Plusieurs facteurs ont été avancés pour expliquer la rupture diplomatique entre l’Algérie et le Maroc. Qu’est-ce qui, selon vous, a été déterminant ?
Isabelle Werenfels Les sujets de conflit anciens sont toujours en toile de fond, à savoir la question de la souveraineté sur le Sahara occidental et la rivalité pour le leadership régional. S’y est ajoutée récemment la normalisation par le Maroc de ses relations avec Israël. Ça a été un choc pour l’Algérie qui considère que les Israéliens sont désormais à ses frontières. L’affaire Pegasus – quelque 6 000 numéros de téléphone algériens auraient été espionnés – a également accru la crainte que cette coopération israélo-marocaine se fasse contre l’Algérie.
Je pense toutefois que ces éléments, seuls, n’auraient pas provoqué la rupture. Si l’on veut comprendre pourquoi elle intervient maintenant, il faut aller au-delà de la relation bilatérale entre l’Algérie et le Maroc. Alger veut montrer à la communauté internationale, mais aussi à sa propre population, que le pays est de retour sur la scène internationale après plus d’une décennie d’absence. C’est le signal qui est envoyé.
Ce tournant diplomatique date-t-il de l’arrivée au pouvoir du président Abdelmadjid Tebboune ou est-ce lié au retour aux affaires étrangères de Ramtane Lamamra ?
Je pense que c’est fortement lié à Ramtane Lamamra : c’est un diplomate expérimenté qui sait comment communiquer avec l’étranger, comment envoyer des messages. Jusqu’ici, le Maroc était bien meilleur en termes de communication extérieure.

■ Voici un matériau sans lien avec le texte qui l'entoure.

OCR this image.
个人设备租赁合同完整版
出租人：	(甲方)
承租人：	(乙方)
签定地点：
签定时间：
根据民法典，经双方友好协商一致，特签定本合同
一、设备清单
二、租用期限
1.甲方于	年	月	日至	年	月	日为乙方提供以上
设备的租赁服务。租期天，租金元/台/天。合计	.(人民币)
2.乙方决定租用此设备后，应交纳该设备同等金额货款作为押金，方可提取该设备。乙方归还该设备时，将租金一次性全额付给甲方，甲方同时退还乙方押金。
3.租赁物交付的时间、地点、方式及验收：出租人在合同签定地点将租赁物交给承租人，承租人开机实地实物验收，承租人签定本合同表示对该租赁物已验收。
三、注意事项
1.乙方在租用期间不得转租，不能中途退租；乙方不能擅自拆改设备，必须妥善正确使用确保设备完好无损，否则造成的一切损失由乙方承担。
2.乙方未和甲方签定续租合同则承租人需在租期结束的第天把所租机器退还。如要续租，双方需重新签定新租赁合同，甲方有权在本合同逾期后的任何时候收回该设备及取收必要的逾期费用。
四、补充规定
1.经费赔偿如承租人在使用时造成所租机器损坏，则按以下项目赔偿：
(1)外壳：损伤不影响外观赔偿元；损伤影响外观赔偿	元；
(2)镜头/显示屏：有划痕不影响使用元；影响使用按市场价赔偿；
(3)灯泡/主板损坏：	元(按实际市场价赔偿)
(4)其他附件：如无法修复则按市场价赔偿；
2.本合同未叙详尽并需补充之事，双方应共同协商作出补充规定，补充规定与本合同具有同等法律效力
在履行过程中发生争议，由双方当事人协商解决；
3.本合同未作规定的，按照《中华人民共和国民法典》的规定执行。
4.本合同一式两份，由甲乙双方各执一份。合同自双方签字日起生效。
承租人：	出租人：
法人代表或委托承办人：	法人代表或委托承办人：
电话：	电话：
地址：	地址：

Il y a aussi un enjeu en interne pour le gouvernement algérien : la politique extérieure a toujours été un facteur de ralliement des Algériens autour de leurs dirigeants. Le rôle de médiation joué par l’Algérie au Mali et en Libye, ainsi que le soutien aux Palestiniens, sont une source de grande fierté. La politique étrangère est un levier sur lequel agir pour accroître une légitimité que ne confèrent plus les élections, faute de participation.